SINGAPORE—Chevron Singapore, which markets the Caltex retail brand in Singapore, has launched a new program called Caltex Carbon Offset Programme, which is the first voluntary carbon offset program for its Caltex service stations in Singapore.
Integrated into CaltexGO, Caltex’s mobile payment app, customers enrolled in the Caltex loyalty program can choose to opt-in and use their loyalty points earned from their fuel purchase to offset a portion of the greenhouse gas (GHG) emissions from the combustion of the fuel purchased when they pay for their fuel purchases via the CaltexGO app.
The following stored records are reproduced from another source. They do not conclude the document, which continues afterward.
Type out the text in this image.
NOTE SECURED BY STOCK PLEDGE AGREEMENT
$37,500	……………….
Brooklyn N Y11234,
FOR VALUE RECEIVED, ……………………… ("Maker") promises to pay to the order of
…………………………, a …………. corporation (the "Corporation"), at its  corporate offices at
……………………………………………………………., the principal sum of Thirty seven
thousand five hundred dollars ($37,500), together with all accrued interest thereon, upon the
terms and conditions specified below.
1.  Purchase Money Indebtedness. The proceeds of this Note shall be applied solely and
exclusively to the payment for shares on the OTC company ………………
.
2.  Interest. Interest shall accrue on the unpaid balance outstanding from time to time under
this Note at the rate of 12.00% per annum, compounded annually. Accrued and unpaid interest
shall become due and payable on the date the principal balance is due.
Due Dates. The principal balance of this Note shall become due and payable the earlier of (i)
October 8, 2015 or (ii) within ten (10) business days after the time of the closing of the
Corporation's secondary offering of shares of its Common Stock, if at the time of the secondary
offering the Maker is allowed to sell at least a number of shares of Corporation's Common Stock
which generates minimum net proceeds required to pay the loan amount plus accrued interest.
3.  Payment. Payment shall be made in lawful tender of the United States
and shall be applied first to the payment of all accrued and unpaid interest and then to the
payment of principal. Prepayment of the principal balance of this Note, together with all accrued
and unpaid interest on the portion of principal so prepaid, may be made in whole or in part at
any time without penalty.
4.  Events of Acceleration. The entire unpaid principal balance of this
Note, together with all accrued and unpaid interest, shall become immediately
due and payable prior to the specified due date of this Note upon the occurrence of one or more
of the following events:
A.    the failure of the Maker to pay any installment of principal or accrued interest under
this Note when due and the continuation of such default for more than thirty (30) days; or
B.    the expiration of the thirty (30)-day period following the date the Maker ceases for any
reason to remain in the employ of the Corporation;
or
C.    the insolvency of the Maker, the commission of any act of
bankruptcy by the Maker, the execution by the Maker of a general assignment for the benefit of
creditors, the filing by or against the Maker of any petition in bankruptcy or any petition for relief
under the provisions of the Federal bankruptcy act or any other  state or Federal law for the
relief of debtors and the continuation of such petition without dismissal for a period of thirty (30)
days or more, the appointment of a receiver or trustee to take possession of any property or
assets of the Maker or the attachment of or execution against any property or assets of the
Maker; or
Using loyalty points voluntarily contributed by customers enrolled in the Caltex loyalty program, Caltex and/or its affiliates will purchase verifiable carbon offsets from projects that reduce, remove or avoid portion of GHG emissions from the atmosphere and retire such carbon offsets on a monthly basis, so as to offset a portion of the greenhouse gas emissions from the combustion of relevant fuel purchased.
When customers fuel up at Caltex service stations and pay via the CaltexGO app, a fuel purchase of 50 liters will generate 100 loyalty points. The customer may opt in to contribute their loyalty points earned from their fuel purchase toward the purchase of carbon offsets and offset a portion of the GHG emissions from the combustion of their fuel purchased. These carbon offsets are verified by the Verified Carbon Standard Program, an independent third-party.
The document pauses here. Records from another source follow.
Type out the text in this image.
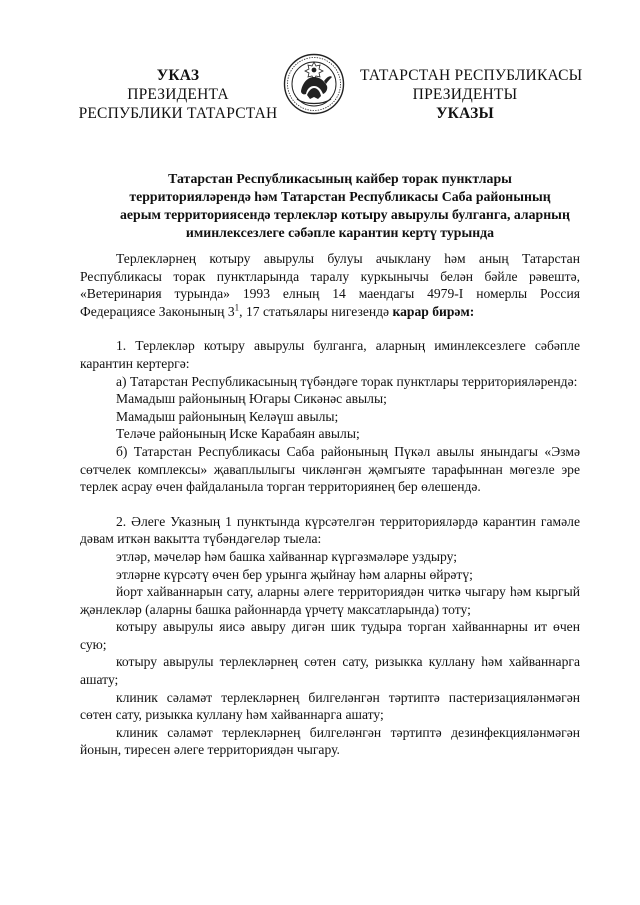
УКАЗ
ПРЕЗИДЕНТА
РЕСПУБЛИКИ ТАТАРСТАН
ТАТАРСТАН РЕСПУБЛИКАСЫ
ПРЕЗИДЕНТЫ
УКАЗЫ
Татарстан Республикасының кайбер торак пунктлары
территорияләрендә һәм Татарстан Республикасы Саба районының
аерым территориясендә терлекләр котыру авырулы булганга, аларның
иминлексезлеге сәбәпле карантин кертү турында

Терлекләрнең котыру авырулы булуы ачыклану һәм аның Татарстан Республикасы торак пунктларында таралу куркынычы белән бәйле рәвештә, «Ветеринария турында» 1993 елның 14 маендагы 4979-I номерлы Россия Федерациясе Законының $3^1$, 17 статьялары нигезендә карар бирәм:

1. Терлекләр котыру авырулы булганга, аларның иминлексезлеге сәбәпле карантин кертергә:

а) Татарстан Республикасының түбәндәге торак пунктлары территорияләрендә:

Мамадыш районының Югары Сикәнәс авылы;

Мамадыш районының Келәүш авылы;

Теләче районының Иске Карабаян авылы;

б) Татарстан Республикасы Саба районының Пүкәл авылы янындагы «Эзмә сөтчелек комплексы» җаваплылыгы чикләнгән җәмгыяте тарафыннан мөгезле эре терлек асрау өчен файдаланыла торган территориянең бер өлешендә.

2. Әлеге Указның 1 пунктында күрсәтелгән территорияләрдә карантин гамәле дәвам иткән вакытта түбәндәгеләр тыела:

этләр, мәчеләр һәм башка хайваннар күргәзмәләре уздыру;

этләрне күрсәтү өчен бер урынга җыйнау һәм аларны өйрәтү;

йорт хайваннарын сату, аларны әлеге территориядән читкә чыгару һәм кыргый җәнлекләр (аларны башка районнарда үрчетү максатларында) тоту;

котыру авырулы яисә авыру дигән шик тудыра торган хайваннарны ит өчен сую;

котыру авырулы терлекләрнең сөтен сату, ризыкка куллану һәм хайваннарга ашату;

клиник сәламәт терлекләрнең билгеләнгән тәртиптә пастеризацияләнмәгән сөтен сату, ризыкка куллану һәм хайваннарга ашату;

клиник сәламәт терлекләрнең билгеләнгән тәртиптә дезинфекцияләнмәгән йонын, тиресен әлеге территориядән чыгару.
For the launch, Chevron Singapore will purchase carbon offsets from identified nature-based projects from the Verra registry.
Get a firsthand look at Singapore’s thriving convenience retail market at NACS Convenience Summit Asia, July 19-21, 2022, in Singapore. CSA registration is now open.
Meanwhile, in Japan, a new convenience store has launched that could rival 7-Eleven, SoraNews24 reports. Sakura Mikura opened four locations in Gunma Prefecture in 2021, and the brand is owned by Zensho Holdings, which operates the Sukiya beef bowl chain, the Hama Sushi conveyor belt sushi chain and the Cocos family restaurant chain.
The food at Sakura Mikura is set up to be more like a fast food counter, with an extensive menu that includes options like bento lunches, curry dishes, bento, pasta and rice bowls, all made to order, and customers can eat inside the convenience store.
The Japanese c-store also offers products made by local companies, not unlike Seicomart—a chain that is only on Japan’s northernmost island of Hokkaido. Seicomart is known for its local pride, says SoraNews24, and Sakura Mikura could eventually develop a loyal, local customer fanbase as well.